Monday, March 2, 2009

Rendez-vous: Cohen's JOY OF SINGING and Téchiné's GIRL ON THE TRAIN

I believe that history will bear me out when I suggest that the annual Rendez-vous series often includes an outré little item that compares with almost nothing else. This year, it's THE JOY OF SINGING. Not to be confused with that 2007 senior singing-group documentary Young @ Heart, this enjoyable trifle combines mystery, espionage, comedy, thrills, music and sex of all kinds (a "bear" getting a blow job, anyone?). Alert foreign film fans will already know, via his 2000 movie Confusion of Genders, that writer/director Ilan Duran Cohen enjoys crossing sexual boundaries. This time (with his co-writer Philippe Lasry) he's trying for, as much as anything, a kind of sexual romp and, were he more secure in his filmmaking style -- for my taste something a little sharper, slicker and definitive would have helped -- he'd have achieved his goal more efficiently early on.

I won't even try to explain the film's many plot points (I'm not sure I understood them all, in any case), but I can say, spoilage-free, that The Joy of Singing includes a lot of song and joy, in addition to two covert spying lovebirds who happen to be employer and employee, a very nasty sister-in-law, and deaths aplenty (though of the non-bloody, little-violence sort). The sex is hetero, homo and bi -- most of it quite fun -- and much of the movie takes place in the apartment of a singing teacher, to which, for some strange reason, every espionage-connected character in Europe seems to flock.

That Cohen can finally bring his movie home may depend on your ability to embrace what's very good here and play down what’s not. In the former category is Jeanne Balibar (above right), as the sweet and ditzy widow of a man involved in some nefarious doings. Ms Balibar is as delightful as you will have ever seen her (this is saying quite a lot). Does she do her own singing? If so, I want more. I'd also like more of a very hot young actor, Julien Baumgartner (above left) -- though, goodness knows we see plenty of him, full frontal, as it is. Possessed of a face that lasciviously combines the handsome and the pretty, a willowy body and a very impressive package, Mr. Baumgartner can also act. The rest of the cast, including Marina Fois (also on view at this fest in Change of Plans), Lorànt Deutsch and Natalie Richard, are both game and fun at their fun and games. By the finale, if you are not reveling in the sounds and silliness, the kitsch and coincidence, well, go soak your head.
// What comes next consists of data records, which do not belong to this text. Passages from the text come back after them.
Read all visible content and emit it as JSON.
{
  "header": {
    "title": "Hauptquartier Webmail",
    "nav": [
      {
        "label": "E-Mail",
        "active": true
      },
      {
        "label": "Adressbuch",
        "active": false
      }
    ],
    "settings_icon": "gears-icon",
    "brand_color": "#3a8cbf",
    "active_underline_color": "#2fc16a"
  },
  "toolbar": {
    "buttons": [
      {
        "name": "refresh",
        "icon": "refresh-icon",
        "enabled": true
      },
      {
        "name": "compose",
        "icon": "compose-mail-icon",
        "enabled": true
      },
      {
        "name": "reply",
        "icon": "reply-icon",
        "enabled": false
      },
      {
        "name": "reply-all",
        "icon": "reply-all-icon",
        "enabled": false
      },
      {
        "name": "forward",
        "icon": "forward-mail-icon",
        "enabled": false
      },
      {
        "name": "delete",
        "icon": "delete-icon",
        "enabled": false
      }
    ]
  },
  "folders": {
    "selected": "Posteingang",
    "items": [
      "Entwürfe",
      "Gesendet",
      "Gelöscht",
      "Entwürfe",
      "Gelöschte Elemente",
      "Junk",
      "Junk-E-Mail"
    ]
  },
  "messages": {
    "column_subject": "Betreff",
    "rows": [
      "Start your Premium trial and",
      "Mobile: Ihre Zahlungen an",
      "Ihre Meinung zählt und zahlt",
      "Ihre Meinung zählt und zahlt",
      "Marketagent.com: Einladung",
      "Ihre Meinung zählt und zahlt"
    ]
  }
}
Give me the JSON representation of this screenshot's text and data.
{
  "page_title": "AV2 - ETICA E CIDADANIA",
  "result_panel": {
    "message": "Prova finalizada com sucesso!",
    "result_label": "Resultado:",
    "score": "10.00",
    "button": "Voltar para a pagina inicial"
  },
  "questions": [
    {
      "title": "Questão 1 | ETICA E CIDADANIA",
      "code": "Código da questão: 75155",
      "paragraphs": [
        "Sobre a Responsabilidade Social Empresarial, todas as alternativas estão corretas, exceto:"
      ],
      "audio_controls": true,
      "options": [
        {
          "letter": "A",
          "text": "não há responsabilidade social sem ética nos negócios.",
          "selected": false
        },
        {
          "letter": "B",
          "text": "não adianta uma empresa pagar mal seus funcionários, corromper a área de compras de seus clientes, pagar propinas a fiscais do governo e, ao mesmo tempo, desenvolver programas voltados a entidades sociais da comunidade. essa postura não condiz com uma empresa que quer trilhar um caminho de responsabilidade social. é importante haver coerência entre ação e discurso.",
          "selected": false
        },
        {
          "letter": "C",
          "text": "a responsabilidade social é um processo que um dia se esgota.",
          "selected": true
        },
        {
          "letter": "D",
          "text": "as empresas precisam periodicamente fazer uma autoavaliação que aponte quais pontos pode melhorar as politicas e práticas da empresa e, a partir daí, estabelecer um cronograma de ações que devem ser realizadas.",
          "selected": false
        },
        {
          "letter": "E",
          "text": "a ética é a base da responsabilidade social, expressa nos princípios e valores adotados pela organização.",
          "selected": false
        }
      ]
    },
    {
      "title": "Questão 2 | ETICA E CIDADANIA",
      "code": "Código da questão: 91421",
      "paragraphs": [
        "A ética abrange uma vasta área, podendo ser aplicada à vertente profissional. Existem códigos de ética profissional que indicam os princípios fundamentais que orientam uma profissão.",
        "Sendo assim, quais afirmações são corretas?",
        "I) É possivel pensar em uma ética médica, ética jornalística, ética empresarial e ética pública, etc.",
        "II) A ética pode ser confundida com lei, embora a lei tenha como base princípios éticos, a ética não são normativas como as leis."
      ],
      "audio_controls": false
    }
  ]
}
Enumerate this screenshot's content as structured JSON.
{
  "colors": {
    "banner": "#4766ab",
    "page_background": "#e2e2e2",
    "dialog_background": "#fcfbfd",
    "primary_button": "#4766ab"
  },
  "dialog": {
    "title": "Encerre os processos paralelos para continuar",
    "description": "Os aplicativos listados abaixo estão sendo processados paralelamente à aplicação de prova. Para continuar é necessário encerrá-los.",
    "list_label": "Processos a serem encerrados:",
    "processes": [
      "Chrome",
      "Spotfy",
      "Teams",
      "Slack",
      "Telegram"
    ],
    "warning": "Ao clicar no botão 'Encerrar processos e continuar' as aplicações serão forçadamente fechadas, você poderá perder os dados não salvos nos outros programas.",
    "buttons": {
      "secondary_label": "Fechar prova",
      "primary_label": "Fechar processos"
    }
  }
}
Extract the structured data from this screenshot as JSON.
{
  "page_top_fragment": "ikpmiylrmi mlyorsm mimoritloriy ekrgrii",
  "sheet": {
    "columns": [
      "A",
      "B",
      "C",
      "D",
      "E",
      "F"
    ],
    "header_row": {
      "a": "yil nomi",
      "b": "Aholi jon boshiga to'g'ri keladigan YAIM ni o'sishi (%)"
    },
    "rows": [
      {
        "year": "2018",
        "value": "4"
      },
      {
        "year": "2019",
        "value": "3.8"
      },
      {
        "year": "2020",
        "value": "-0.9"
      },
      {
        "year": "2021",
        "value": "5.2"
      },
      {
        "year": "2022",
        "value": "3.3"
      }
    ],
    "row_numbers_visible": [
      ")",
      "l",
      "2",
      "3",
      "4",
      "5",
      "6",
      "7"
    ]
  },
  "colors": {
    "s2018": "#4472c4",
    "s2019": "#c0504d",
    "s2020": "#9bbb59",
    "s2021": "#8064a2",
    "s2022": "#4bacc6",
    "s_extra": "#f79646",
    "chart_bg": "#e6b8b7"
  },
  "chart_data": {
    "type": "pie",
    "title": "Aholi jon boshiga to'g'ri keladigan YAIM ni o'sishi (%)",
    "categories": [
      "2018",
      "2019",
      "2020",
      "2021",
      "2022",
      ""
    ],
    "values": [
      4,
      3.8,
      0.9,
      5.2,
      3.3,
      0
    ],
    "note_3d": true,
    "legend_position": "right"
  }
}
The Joy of Singing has no US distributor as yet, but once word of Monsieur Baumgartner leaks out, I imagine that Strand, Wolfe, Waterbearer or TLA will quickly come calling. Meanwhile, it screens at the Walter Reade Sunday, March 8, at 3:30 and Tuesday, March 10, at 1, and at the IFC Center on Wednesday, March 11, at 7.

Clockwise from top left, Catherine Deneuve, Michel Blanc and
Émilie Dequenne
have lunch by the lake in The Girl on the Train.

André Téchiné is not given to spelling out his themes and connections, so you have to work to piece them together. It’s usually worthwhile, however, and his latest, THE GIRL ON THE TRAIN, which is having its world premiere at this edition of Rendez-vous, is no exception. Class, prejudice, religion, violence, guilt and other of life's little delights rear their heads in odd ways throughout this very interesting, though perhaps not completely satisfying, movie. The film is based upon an incident that occurred some time back in France, but since that incident does not occur in the film itself until halfway through, there is no need to go into details here and set you up for something that ought to come more naturally -- and as a surprise.

What Téchiné is up to, I think, is getting us to better understand and care for his characters prior to the event itself, so that, by the time of the event and its aftermath, we can see things in a much wider, more inclusive manner than do the media, the politicians or anyone else involved -- including the perpetrator -- who cannot observe the entire situation as clearly as do we viewers. This is a very difficult and unusual thing to pull off, and I am not sure the writer/director has accomplished it as fully as he might. There's a combination of structure and restraint at work here that keeps the film from taking off as completely as have some other of the director's films. This is not a deal-breaker, however. Téchiné forces us to confront an event from a subtler yet broader perspective than we are used to doing. This alone makes the film worth seeing -- as does the cast the director has assembled, including Catherine Deneuve and Émilie Dequenne (as mother and daughter), Michel Blanc as a famous lawyer, and especially Nicolas Duvauchelle (above) as Ms Dequenne's alternately courageous and conflicted boyfriend.

The Girl on the Train has no US distributor as yet, but since Rendez-vous is the film's world premiere venue, it's a little early to worry. The movie screens at the Walter Reade Tuesday, March 10, at 3:30 and 9:10, and at the IFC Center on Sunday, March 8, at 6:45 and Monday, March 9, at 9.